Erst die Kühltürme der AKW, dann die Stelzen des Transrapid: Alles, was an diese technologische Hochkultur erinnert, wird beseitigt. Nie wieder soll sich ein Kind fragen, was es mit der untergegangenen Zivilisationauf sich gehabt haben mag
Der langjährige Grünen-Geschäftsführer Michael Kellner war die Tage bei Phoenix zu Gast, es ging um die Abhängigkeit der deutschen Wirtschaft von China. Kellner war mal Büroleiter von Claudia Roth, das stählt einen fürs Leben. Außerdem hat er es unter der Ampel zum Staatssekretär im Wirtschaftsministerium gebracht, wo er zusammen mit seinem Schwager Patrick Graichen den großen Wärmepumpenplan für Deutschland ausheckte.
Er sei manchmal fassungslos, wie wenig die Wirtschaft aus der Vergangenheit gelernt habe, hob Kellner an und schüttelte den Kopf. Jeder Student im ersten Semester wisse doch, dass es keine gute Idee sei, sich einseitig abhängig zu machen. Oha, dachte ich. Und das sagt ausgerechnet ein Vertreter der Partei, die lieber die Wirtschaft außer Landes schickt, als darüber nachzudenken, was sie zum Überleben bräuchte?

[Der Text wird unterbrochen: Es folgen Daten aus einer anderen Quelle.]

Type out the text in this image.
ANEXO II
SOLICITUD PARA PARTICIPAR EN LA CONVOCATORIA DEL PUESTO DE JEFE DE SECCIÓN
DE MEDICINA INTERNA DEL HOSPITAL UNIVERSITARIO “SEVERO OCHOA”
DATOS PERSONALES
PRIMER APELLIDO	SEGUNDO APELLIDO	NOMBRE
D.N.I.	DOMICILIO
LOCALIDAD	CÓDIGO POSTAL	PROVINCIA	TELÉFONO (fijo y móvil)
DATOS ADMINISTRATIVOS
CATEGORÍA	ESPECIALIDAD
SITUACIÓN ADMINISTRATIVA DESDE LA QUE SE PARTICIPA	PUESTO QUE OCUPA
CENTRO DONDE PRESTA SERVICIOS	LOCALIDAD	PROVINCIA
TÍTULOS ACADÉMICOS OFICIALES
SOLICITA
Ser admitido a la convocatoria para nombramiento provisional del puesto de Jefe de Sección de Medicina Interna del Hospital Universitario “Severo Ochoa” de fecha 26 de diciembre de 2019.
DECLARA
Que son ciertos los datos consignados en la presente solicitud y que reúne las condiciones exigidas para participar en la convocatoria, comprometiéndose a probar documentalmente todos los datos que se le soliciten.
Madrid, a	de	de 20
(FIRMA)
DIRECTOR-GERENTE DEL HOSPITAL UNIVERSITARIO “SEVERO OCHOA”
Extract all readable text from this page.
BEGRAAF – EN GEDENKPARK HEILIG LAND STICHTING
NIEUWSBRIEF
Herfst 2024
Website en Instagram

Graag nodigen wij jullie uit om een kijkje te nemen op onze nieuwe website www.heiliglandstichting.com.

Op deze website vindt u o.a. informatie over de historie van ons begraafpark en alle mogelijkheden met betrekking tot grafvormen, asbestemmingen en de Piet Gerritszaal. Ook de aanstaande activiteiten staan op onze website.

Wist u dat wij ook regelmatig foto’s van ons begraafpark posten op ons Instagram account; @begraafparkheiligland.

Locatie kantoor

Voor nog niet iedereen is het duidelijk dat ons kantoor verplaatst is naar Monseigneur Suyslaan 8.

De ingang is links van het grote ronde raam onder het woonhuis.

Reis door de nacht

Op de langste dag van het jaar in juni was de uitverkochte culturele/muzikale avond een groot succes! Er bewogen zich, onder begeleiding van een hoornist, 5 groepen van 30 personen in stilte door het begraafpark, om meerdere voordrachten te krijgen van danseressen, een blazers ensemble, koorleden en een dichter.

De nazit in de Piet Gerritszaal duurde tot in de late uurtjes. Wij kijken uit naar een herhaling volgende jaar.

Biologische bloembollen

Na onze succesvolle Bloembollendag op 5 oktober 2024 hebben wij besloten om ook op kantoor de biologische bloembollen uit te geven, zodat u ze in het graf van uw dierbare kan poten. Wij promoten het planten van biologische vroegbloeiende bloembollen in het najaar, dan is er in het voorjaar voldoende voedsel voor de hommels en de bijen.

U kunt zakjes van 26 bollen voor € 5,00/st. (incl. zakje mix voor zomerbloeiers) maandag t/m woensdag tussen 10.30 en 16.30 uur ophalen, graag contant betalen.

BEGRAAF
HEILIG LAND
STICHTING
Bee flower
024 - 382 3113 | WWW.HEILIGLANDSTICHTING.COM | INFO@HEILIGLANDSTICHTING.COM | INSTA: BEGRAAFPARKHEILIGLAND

Eigentlich wollte ich nicht mehr über die Grünen schreiben. Das sei meine vorerst letzte Kolumne, habe ich vor sieben Wochen anlässlich des Amtsantritts von Annalena Baerbock bei den Vereinten Nationen gelobt. Aber die Dreistigkeit, mit der ehemalige Spitzengrüne so tun, als hätten sie mit der Malaise hierzulande nichts zu tun, lässt mir keine Ruhe.
Was richtig ist: Wir könnten relativ unabhängig sein, wenn wir wollten. Wir haben so viel Erdgas im heimischen Boden, dass wir für die nächsten 40 Jahre den Russen oder Amerikanern eine Nase drehen könnten. Wir müssten uns nur dazu entschließen, das Gas aus der Erde zu holen. Das ist technisch nicht einmal besonders anspruchsvoll. Ein Teil liegt so dicht an der Oberfläche, dass man einfach den Bohrer ansetzen müsste.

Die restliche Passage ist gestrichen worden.